While working on some C code to implement a type somewhat alike PyFunction_Type
, but as a heap-allocated type, I ran into an issue related to handling of __doc__
. My goal is, similar to function
objects, for the type’s docstring to be some constant, and every instance to have their own docstring.
In PyFunction_Type
, this is implemented by setting tp_doc
to the type’s docstring, and have a PyMemberDef
for __doc__
in tp_members
, referring to the func_doc
field in the backing structure.
In the PyType_Spec
of a Demo
type, I tried the same approach, setting the Py_tp_doc
slot to some constant string, and have a __doc__
member in Py_tp_members
using the offset of a char *
in the instance struct. However, unlike with a regular function
object, the __doc__
of an instance of Demo
is Demo
’s Py_tp_doc
value, not the desired one (i.e., the one of the instance).
It turns out PyType_FromMetaclass
(which I use to go from Demo
s PyType_Spec
to a PyTypeObject
) has some special handling for tp_doc
, setting a __doc__
value in the constructed type’s __dict__
: cpython/Objects/typeobject.c at a549f439384b4509b25639337ffea21c2e55d452 · python/cpython · GitHub
I wonder whether this causes the difference I observe? Compare
>>> def regular_function():
... """Regular docstring"""
...
>>> assert regular_function.__doc__ == "Regular docstring"
>>> assert type(regular_function).__doc__.startswith("Create a function object.")
>>>
>>> type(regular_function).__dict__["__doc__"]
<member '__doc__' of 'function' objects>
>>> type(type(regular_function).__dict__["__doc__"])
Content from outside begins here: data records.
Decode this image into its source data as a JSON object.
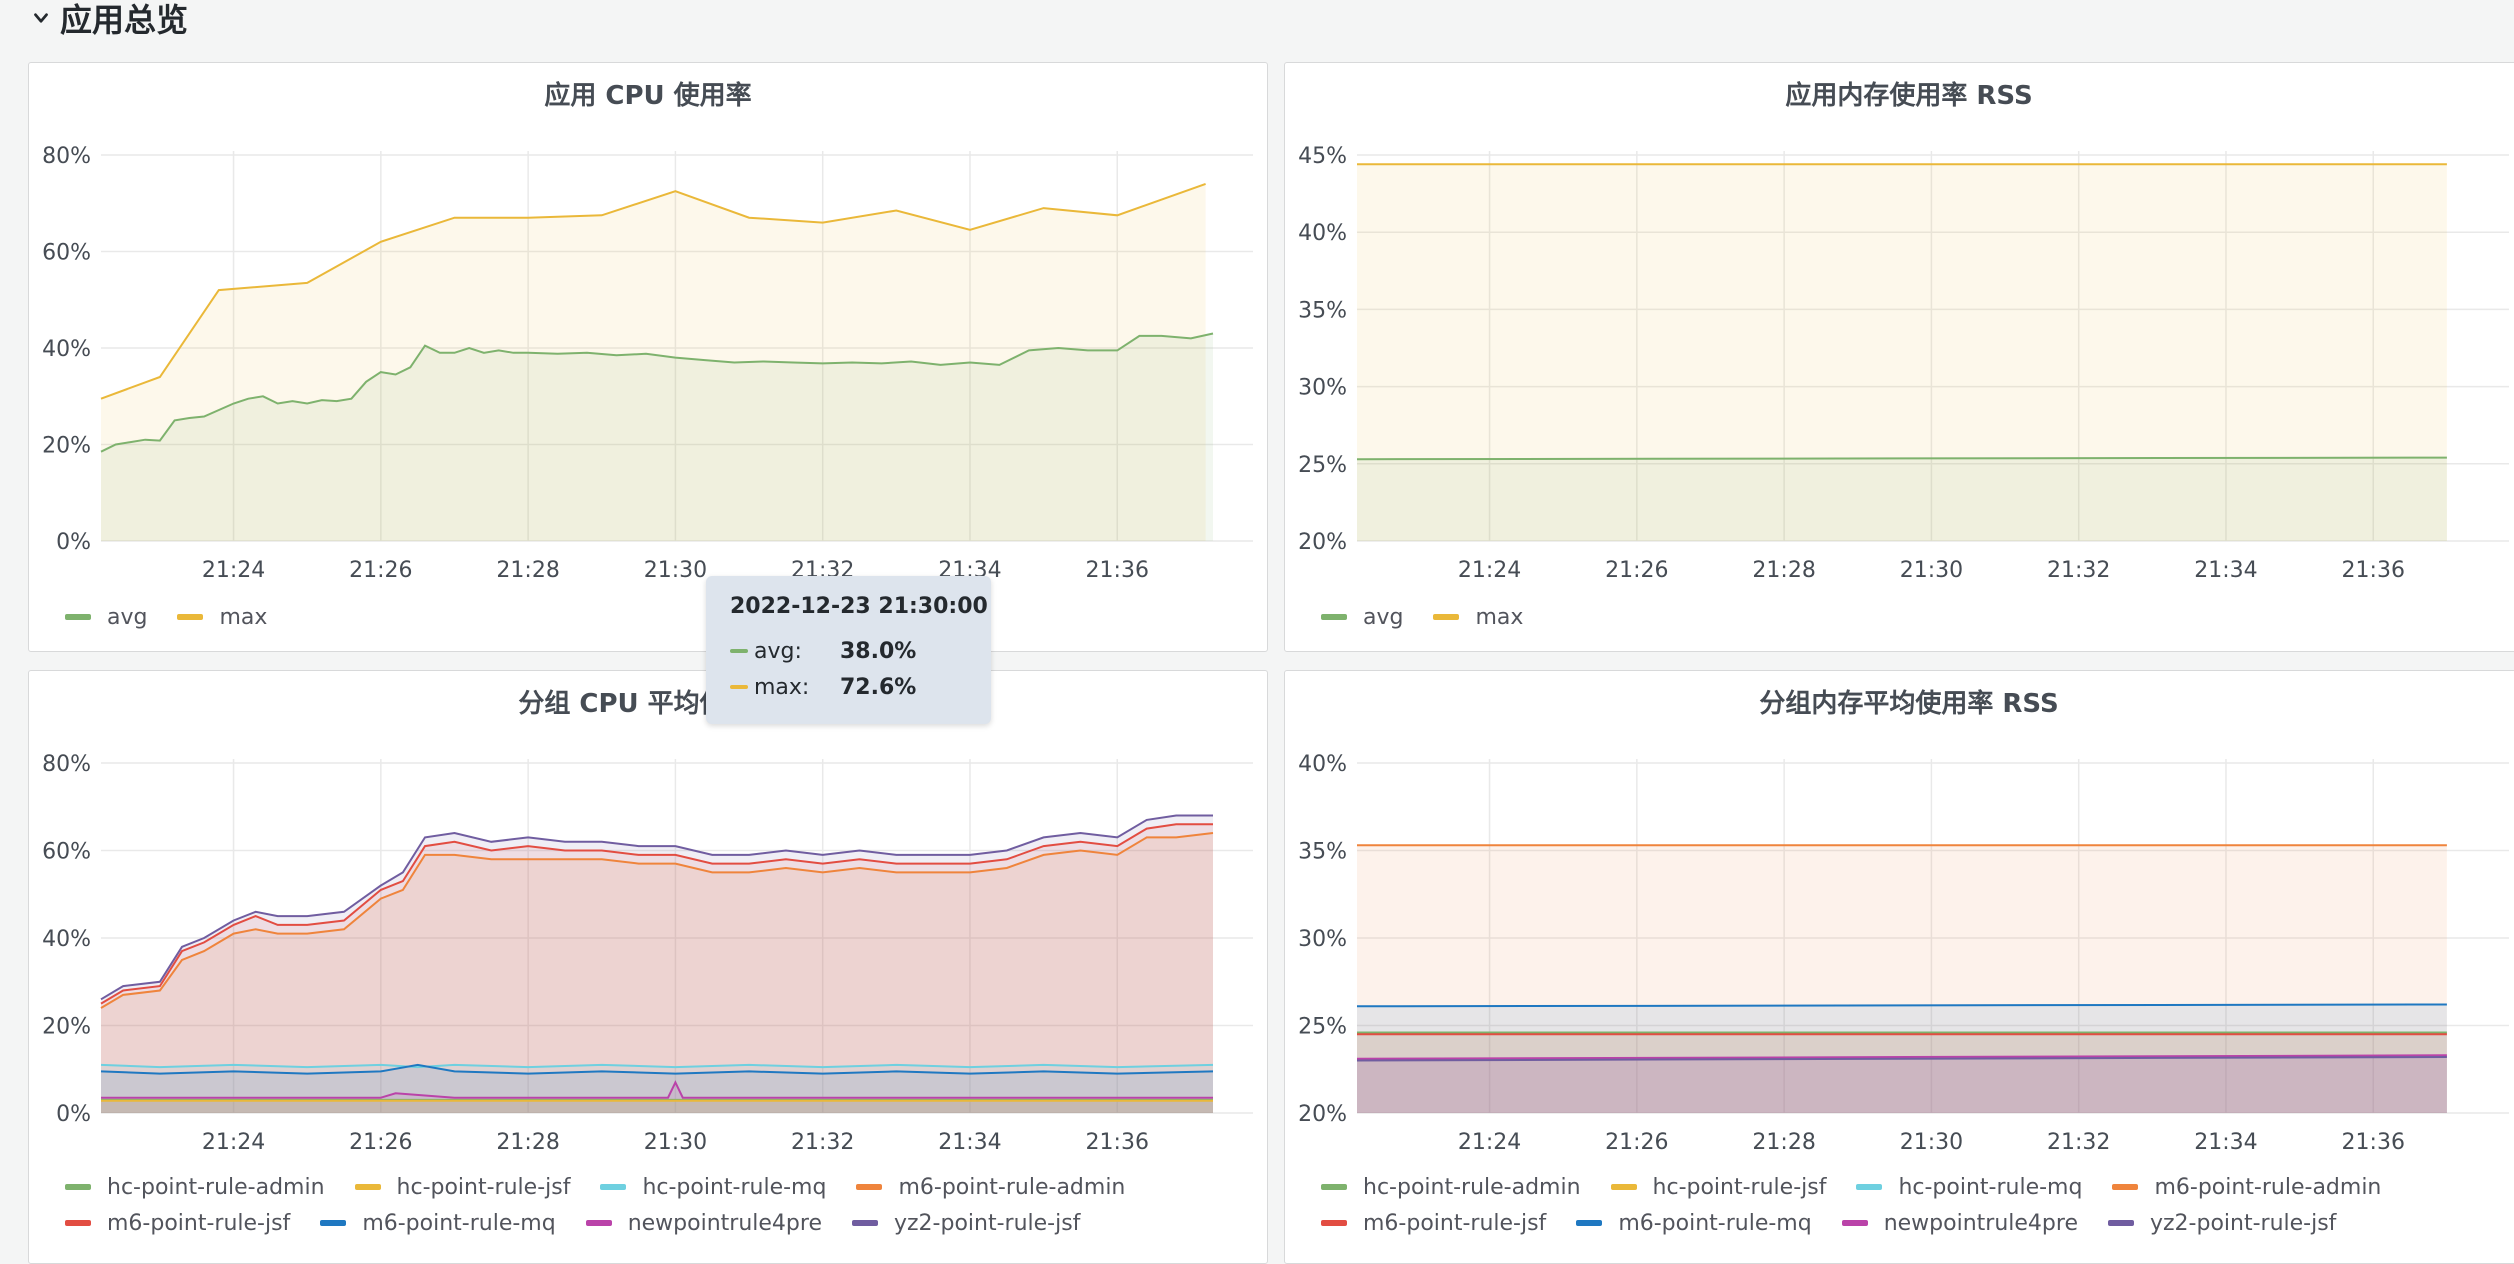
{
  "row": {
    "title": "应用总览"
  },
  "colors": {
    "hc-point-rule-admin": "#7eb26d",
    "hc-point-rule-jsf": "#eab839",
    "hc-point-rule-mq": "#6ed0e0",
    "m6-point-rule-admin": "#ef843c",
    "m6-point-rule-jsf": "#e24d42",
    "m6-point-rule-mq": "#1f78c1",
    "newpointrule4pre": "#ba43a9",
    "yz2-point-rule-jsf": "#705da0",
    "avg": "#7eb26d",
    "max": "#eab839"
  },
  "panels": {
    "cpu": {
      "title": "应用 CPU 使用率",
      "legend": [
        "avg",
        "max"
      ]
    },
    "mem": {
      "title": "应用内存使用率 RSS",
      "legend": [
        "avg",
        "max"
      ]
    },
    "group_cpu": {
      "title": "分组 CPU 平均使用率",
      "legend": [
        "hc-point-rule-admin",
        "hc-point-rule-jsf",
        "hc-point-rule-mq",
        "m6-point-rule-admin",
        "m6-point-rule-jsf",
        "m6-point-rule-mq",
        "newpointrule4pre",
        "yz2-point-rule-jsf"
      ]
    },
    "group_mem": {
      "title": "分组内存平均使用率 RSS",
      "legend": [
        "hc-point-rule-admin",
        "hc-point-rule-jsf",
        "hc-point-rule-mq",
        "m6-point-rule-admin",
        "m6-point-rule-jsf",
        "m6-point-rule-mq",
        "newpointrule4pre",
        "yz2-point-rule-jsf"
      ]
    }
  },
  "tooltip": {
    "time": "2022-12-23 21:30:00",
    "rows": [
      {
        "name": "avg:",
        "value": "38.0%",
        "color": "#7eb26d"
      },
      {
        "name": "max:",
        "value": "72.6%",
        "color": "#eab839"
      }
    ]
  },
  "chart_data": [
    {
      "id": "cpu",
      "type": "area",
      "title": "应用 CPU 使用率",
      "x_ticks": [
        "21:24",
        "21:26",
        "21:28",
        "21:30",
        "21:32",
        "21:34",
        "21:36"
      ],
      "x_tick_positions": [
        1,
        3,
        5,
        7,
        9,
        11,
        13
      ],
      "y_ticks": [
        "0%",
        "20%",
        "40%",
        "60%",
        "80%"
      ],
      "ylim": [
        0,
        80
      ],
      "xlim": [
        -0.8,
        14.3
      ],
      "series": [
        {
          "name": "max",
          "x": [
            -0.8,
            0,
            0.8,
            2,
            3,
            4,
            5,
            6,
            7,
            8,
            9,
            10,
            11,
            12,
            13,
            14.2
          ],
          "values": [
            29.5,
            34,
            52,
            53.5,
            62,
            67,
            67,
            67.5,
            72.5,
            67,
            66,
            68.5,
            64.5,
            69,
            67.5,
            74
          ]
        },
        {
          "name": "avg",
          "x": [
            -0.8,
            -0.6,
            -0.4,
            -0.2,
            0,
            0.2,
            0.4,
            0.6,
            1,
            1.2,
            1.4,
            1.6,
            1.8,
            2,
            2.2,
            2.4,
            2.6,
            2.8,
            3,
            3.2,
            3.4,
            3.6,
            3.8,
            4,
            4.2,
            4.4,
            4.6,
            4.8,
            5,
            5.4,
            5.8,
            6.2,
            6.6,
            7,
            7.4,
            7.8,
            8.2,
            8.6,
            9,
            9.4,
            9.8,
            10.2,
            10.6,
            11,
            11.4,
            11.8,
            12.2,
            12.6,
            13,
            13.3,
            13.6,
            14,
            14.3
          ],
          "values": [
            18.5,
            20,
            20.5,
            21,
            20.8,
            25,
            25.5,
            25.8,
            28.5,
            29.5,
            30,
            28.5,
            29,
            28.5,
            29.2,
            29,
            29.5,
            33,
            35,
            34.5,
            36,
            40.5,
            39,
            39,
            40,
            39,
            39.5,
            39,
            39,
            38.8,
            39,
            38.5,
            38.8,
            38,
            37.5,
            37,
            37.2,
            37,
            36.8,
            37,
            36.8,
            37.2,
            36.5,
            37,
            36.5,
            39.5,
            40,
            39.5,
            39.5,
            42.5,
            42.5,
            42,
            43
          ]
        }
      ],
      "legend": [
        "avg",
        "max"
      ]
    },
    {
      "id": "mem",
      "type": "area",
      "title": "应用内存使用率 RSS",
      "x_ticks": [
        "21:24",
        "21:26",
        "21:28",
        "21:30",
        "21:32",
        "21:34",
        "21:36"
      ],
      "x_tick_positions": [
        1,
        3,
        5,
        7,
        9,
        11,
        13
      ],
      "y_ticks": [
        "20%",
        "25%",
        "30%",
        "35%",
        "40%",
        "45%"
      ],
      "ylim": [
        20,
        45
      ],
      "xlim": [
        -0.8,
        14.3
      ],
      "series": [
        {
          "name": "max",
          "x": [
            -0.8,
            14.0
          ],
          "values": [
            44.4,
            44.4
          ]
        },
        {
          "name": "avg",
          "x": [
            -0.8,
            14.0
          ],
          "values": [
            25.3,
            25.4
          ]
        }
      ],
      "legend": [
        "avg",
        "max"
      ]
    },
    {
      "id": "group_cpu",
      "type": "area",
      "title": "分组 CPU 平均使用率",
      "x_ticks": [
        "21:24",
        "21:26",
        "21:28",
        "21:30",
        "21:32",
        "21:34",
        "21:36"
      ],
      "x_tick_positions": [
        1,
        3,
        5,
        7,
        9,
        11,
        13
      ],
      "y_ticks": [
        "0%",
        "20%",
        "40%",
        "60%",
        "80%"
      ],
      "ylim": [
        0,
        80
      ],
      "xlim": [
        -0.8,
        14.3
      ],
      "series": [
        {
          "name": "yz2-point-rule-jsf",
          "x": [
            -0.8,
            -0.5,
            0,
            0.3,
            0.6,
            1,
            1.3,
            1.6,
            2,
            2.5,
            3,
            3.3,
            3.6,
            4,
            4.5,
            5,
            5.5,
            6,
            6.5,
            7,
            7.5,
            8,
            8.5,
            9,
            9.5,
            10,
            10.5,
            11,
            11.5,
            12,
            12.5,
            13,
            13.4,
            13.8,
            14.3
          ],
          "values": [
            26,
            29,
            30,
            38,
            40,
            44,
            46,
            45,
            45,
            46,
            52,
            55,
            63,
            64,
            62,
            63,
            62,
            62,
            61,
            61,
            59,
            59,
            60,
            59,
            60,
            59,
            59,
            59,
            60,
            63,
            64,
            63,
            67,
            68,
            68
          ]
        },
        {
          "name": "m6-point-rule-jsf",
          "x": [
            -0.8,
            -0.5,
            0,
            0.3,
            0.6,
            1,
            1.3,
            1.6,
            2,
            2.5,
            3,
            3.3,
            3.6,
            4,
            4.5,
            5,
            5.5,
            6,
            6.5,
            7,
            7.5,
            8,
            8.5,
            9,
            9.5,
            10,
            10.5,
            11,
            11.5,
            12,
            12.5,
            13,
            13.4,
            13.8,
            14.3
          ],
          "values": [
            25,
            28,
            29,
            37,
            39,
            43,
            45,
            43,
            43,
            44,
            51,
            53,
            61,
            62,
            60,
            61,
            60,
            60,
            59,
            59,
            57,
            57,
            58,
            57,
            58,
            57,
            57,
            57,
            58,
            61,
            62,
            61,
            65,
            66,
            66
          ]
        },
        {
          "name": "m6-point-rule-admin",
          "x": [
            -0.8,
            -0.5,
            0,
            0.3,
            0.6,
            1,
            1.3,
            1.6,
            2,
            2.5,
            3,
            3.3,
            3.6,
            4,
            4.5,
            5,
            5.5,
            6,
            6.5,
            7,
            7.5,
            8,
            8.5,
            9,
            9.5,
            10,
            10.5,
            11,
            11.5,
            12,
            12.5,
            13,
            13.4,
            13.8,
            14.3
          ],
          "values": [
            24,
            27,
            28,
            35,
            37,
            41,
            42,
            41,
            41,
            42,
            49,
            51,
            59,
            59,
            58,
            58,
            58,
            58,
            57,
            57,
            55,
            55,
            56,
            55,
            56,
            55,
            55,
            55,
            56,
            59,
            60,
            59,
            63,
            63,
            64
          ]
        },
        {
          "name": "hc-point-rule-mq",
          "x": [
            -0.8,
            0,
            1,
            2,
            3,
            3.5,
            4,
            5,
            6,
            7,
            8,
            9,
            10,
            11,
            12,
            13,
            14.3
          ],
          "values": [
            11,
            10.5,
            11,
            10.5,
            11,
            10.5,
            11,
            10.5,
            11,
            10.5,
            11,
            10.5,
            11,
            10.5,
            11,
            10.5,
            11
          ]
        },
        {
          "name": "m6-point-rule-mq",
          "x": [
            -0.8,
            0,
            1,
            2,
            3,
            3.5,
            4,
            5,
            6,
            7,
            8,
            9,
            10,
            11,
            12,
            13,
            14.3
          ],
          "values": [
            9.5,
            9,
            9.5,
            9,
            9.5,
            11,
            9.5,
            9,
            9.5,
            9,
            9.5,
            9,
            9.5,
            9,
            9.5,
            9,
            9.5
          ]
        },
        {
          "name": "newpointrule4pre",
          "x": [
            -0.8,
            0,
            1,
            2,
            3,
            3.2,
            4,
            5,
            6,
            6.9,
            7,
            7.1,
            8,
            9,
            10,
            11,
            12,
            13,
            14.3
          ],
          "values": [
            3.5,
            3.5,
            3.5,
            3.5,
            3.5,
            4.5,
            3.5,
            3.5,
            3.5,
            3.5,
            7,
            3.5,
            3.5,
            3.5,
            3.5,
            3.5,
            3.5,
            3.5,
            3.5
          ]
        },
        {
          "name": "hc-point-rule-admin",
          "x": [
            -0.8,
            14.3
          ],
          "values": [
            3,
            3
          ]
        },
        {
          "name": "hc-point-rule-jsf",
          "x": [
            -0.8,
            14.3
          ],
          "values": [
            2.8,
            2.8
          ]
        }
      ],
      "legend": [
        "hc-point-rule-admin",
        "hc-point-rule-jsf",
        "hc-point-rule-mq",
        "m6-point-rule-admin",
        "m6-point-rule-jsf",
        "m6-point-rule-mq",
        "newpointrule4pre",
        "yz2-point-rule-jsf"
      ]
    },
    {
      "id": "group_mem",
      "type": "area",
      "title": "分组内存平均使用率 RSS",
      "x_ticks": [
        "21:24",
        "21:26",
        "21:28",
        "21:30",
        "21:32",
        "21:34",
        "21:36"
      ],
      "x_tick_positions": [
        1,
        3,
        5,
        7,
        9,
        11,
        13
      ],
      "y_ticks": [
        "20%",
        "25%",
        "30%",
        "35%",
        "40%"
      ],
      "ylim": [
        20,
        40
      ],
      "xlim": [
        -0.8,
        14.3
      ],
      "series": [
        {
          "name": "m6-point-rule-admin",
          "x": [
            -0.8,
            14.0
          ],
          "values": [
            35.3,
            35.3
          ]
        },
        {
          "name": "m6-point-rule-mq",
          "x": [
            -0.8,
            14.0
          ],
          "values": [
            26.1,
            26.2
          ]
        },
        {
          "name": "hc-point-rule-admin",
          "x": [
            -0.8,
            14.0
          ],
          "values": [
            24.6,
            24.6
          ]
        },
        {
          "name": "m6-point-rule-jsf",
          "x": [
            -0.8,
            14.0
          ],
          "values": [
            24.5,
            24.5
          ]
        },
        {
          "name": "newpointrule4pre",
          "x": [
            -0.8,
            14.0
          ],
          "values": [
            23.1,
            23.3
          ]
        },
        {
          "name": "yz2-point-rule-jsf",
          "x": [
            -0.8,
            14.0
          ],
          "values": [
            23.0,
            23.2
          ]
        }
      ],
      "legend": [
        "hc-point-rule-admin",
        "hc-point-rule-jsf",
        "hc-point-rule-mq",
        "m6-point-rule-admin",
        "m6-point-rule-jsf",
        "m6-point-rule-mq",
        "newpointrule4pre",
        "yz2-point-rule-jsf"
      ]
    }
  ]
}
<class 'member_descriptor'>
with
>>> type(func.demo)
<class 'func.Demo'>
>>> assert func.Demo.__doc__ == "Demo doc"
>>> assert func.demo.__doc__ == "Demo instance doc"
Traceback (most recent call last):
File "<python-input-12>", line 1, in <module>
assert func.demo.__doc__ == "Demo instance doc"
^^^^^^^^^^^^^^^^^^^^^^^^^^^^^^^^^^^^^^^^
AssertionError
>>> type(type(func.demo).__dict__["__doc__"])
<class 'str'>
In the PyFunction_Type
case, the __doc__
member in the type’s __dict__
is/remains a descriptor, where in the heap-allocated type case, this is overwritten to be a str
.
Is this expected/desired? If so, is there a way to make this work? A way out I see is to construct a descriptor myself which “does the right thing” in its __get__
, based on whether it’s invoked on the class or on an instance, get this in the type’s __dict__
(though unclear how to do so, given I’d like the type to be immutable, and I couldn’t figure out how to access tp_dict
using the limited API), and not set a Py_tp_doc
slot, which seems rather inconvenient.